The review was commissioned as part of the Government's response to the July 7, 2005 bombings, when ministers said they wanted to look at how British values could be underpinned in the citizenship curriculum.
Gordon Brown has made "Britishness" a key theme as he prepares to take over as Prime Minister. But Sir Keith told The TES: "We felt it should be about the experience of living in the UK as opposed to calling it Britishness.
That Britishness for some people might be seen as difficult to define and contentious."
Asked he if was rejecting the idea that a particular set of values should be defined as British, he said: "Yes. If you are looking at it as a British Muslim or as an Afro-Caribbean child then their history and their interpretation of some things will be different."

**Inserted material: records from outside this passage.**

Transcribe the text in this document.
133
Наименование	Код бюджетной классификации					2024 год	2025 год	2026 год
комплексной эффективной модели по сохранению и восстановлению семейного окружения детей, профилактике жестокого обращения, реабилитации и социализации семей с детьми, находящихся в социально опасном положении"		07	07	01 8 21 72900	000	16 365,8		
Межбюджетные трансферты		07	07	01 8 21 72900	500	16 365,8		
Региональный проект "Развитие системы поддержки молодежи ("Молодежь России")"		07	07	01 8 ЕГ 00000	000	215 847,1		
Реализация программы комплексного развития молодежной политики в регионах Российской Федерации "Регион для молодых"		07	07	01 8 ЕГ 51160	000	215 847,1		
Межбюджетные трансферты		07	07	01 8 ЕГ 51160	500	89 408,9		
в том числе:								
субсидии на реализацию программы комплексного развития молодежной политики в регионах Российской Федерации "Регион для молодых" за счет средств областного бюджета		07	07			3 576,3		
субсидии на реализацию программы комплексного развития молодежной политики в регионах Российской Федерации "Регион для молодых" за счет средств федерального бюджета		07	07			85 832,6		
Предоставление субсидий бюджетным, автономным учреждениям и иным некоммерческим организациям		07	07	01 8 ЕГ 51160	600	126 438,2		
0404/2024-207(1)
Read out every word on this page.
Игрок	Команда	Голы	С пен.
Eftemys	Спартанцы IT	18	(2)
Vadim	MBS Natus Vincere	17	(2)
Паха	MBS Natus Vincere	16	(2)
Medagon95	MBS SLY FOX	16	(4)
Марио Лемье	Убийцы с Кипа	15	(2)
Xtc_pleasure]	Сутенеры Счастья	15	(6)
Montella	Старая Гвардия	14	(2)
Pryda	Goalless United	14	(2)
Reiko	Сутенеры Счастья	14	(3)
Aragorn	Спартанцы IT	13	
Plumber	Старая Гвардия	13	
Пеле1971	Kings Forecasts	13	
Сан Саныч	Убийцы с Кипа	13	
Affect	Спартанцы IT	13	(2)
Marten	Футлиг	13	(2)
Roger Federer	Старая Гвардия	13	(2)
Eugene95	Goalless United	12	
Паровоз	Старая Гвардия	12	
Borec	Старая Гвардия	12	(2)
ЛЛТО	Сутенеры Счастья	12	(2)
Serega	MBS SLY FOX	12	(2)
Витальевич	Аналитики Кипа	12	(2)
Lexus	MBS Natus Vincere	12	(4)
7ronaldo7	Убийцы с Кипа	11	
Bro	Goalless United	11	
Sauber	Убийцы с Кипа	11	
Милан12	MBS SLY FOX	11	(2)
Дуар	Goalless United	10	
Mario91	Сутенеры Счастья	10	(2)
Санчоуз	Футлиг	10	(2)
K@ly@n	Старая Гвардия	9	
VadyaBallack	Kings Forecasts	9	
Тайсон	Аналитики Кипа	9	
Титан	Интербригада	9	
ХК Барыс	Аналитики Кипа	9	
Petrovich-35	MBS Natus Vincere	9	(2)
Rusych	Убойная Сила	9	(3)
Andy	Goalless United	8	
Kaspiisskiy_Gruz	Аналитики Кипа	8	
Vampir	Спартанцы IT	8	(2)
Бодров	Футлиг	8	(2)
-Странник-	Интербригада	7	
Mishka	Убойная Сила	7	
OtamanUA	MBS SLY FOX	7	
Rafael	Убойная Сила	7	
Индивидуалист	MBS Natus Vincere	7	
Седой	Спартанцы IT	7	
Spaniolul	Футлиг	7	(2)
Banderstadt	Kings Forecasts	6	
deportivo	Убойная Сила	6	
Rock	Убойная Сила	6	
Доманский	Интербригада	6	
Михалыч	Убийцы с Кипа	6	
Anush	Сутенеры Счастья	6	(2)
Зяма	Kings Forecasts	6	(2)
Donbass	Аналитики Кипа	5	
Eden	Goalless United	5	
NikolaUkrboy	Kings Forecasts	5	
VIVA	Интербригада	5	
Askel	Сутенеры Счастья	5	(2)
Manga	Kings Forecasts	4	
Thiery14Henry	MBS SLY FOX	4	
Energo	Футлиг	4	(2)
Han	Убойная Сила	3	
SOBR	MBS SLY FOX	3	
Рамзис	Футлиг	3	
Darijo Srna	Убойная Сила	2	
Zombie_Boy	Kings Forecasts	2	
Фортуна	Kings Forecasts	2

Sir Keith wants a new fourth strand to the citizenship curriculum called Identity and Diversity: Living Together in the UK to encourage critical thinking about religion and race. It would also include learning about history and politics and cover the Commonwealth, the legacy of Empire, the European Union and the UK's four nations.
A critical Ofsted report on citizenship lessons in September found they were not good enough in a quarter of schools with some barely teaching it.
Sean Lang, who is chairing a Conservative advisory group on history, said that a better response to the London bombings would be to re-think the history curriculum to teach pupils about Britishness and the political side of citizenship. Other aspects could be included in personal social and health education.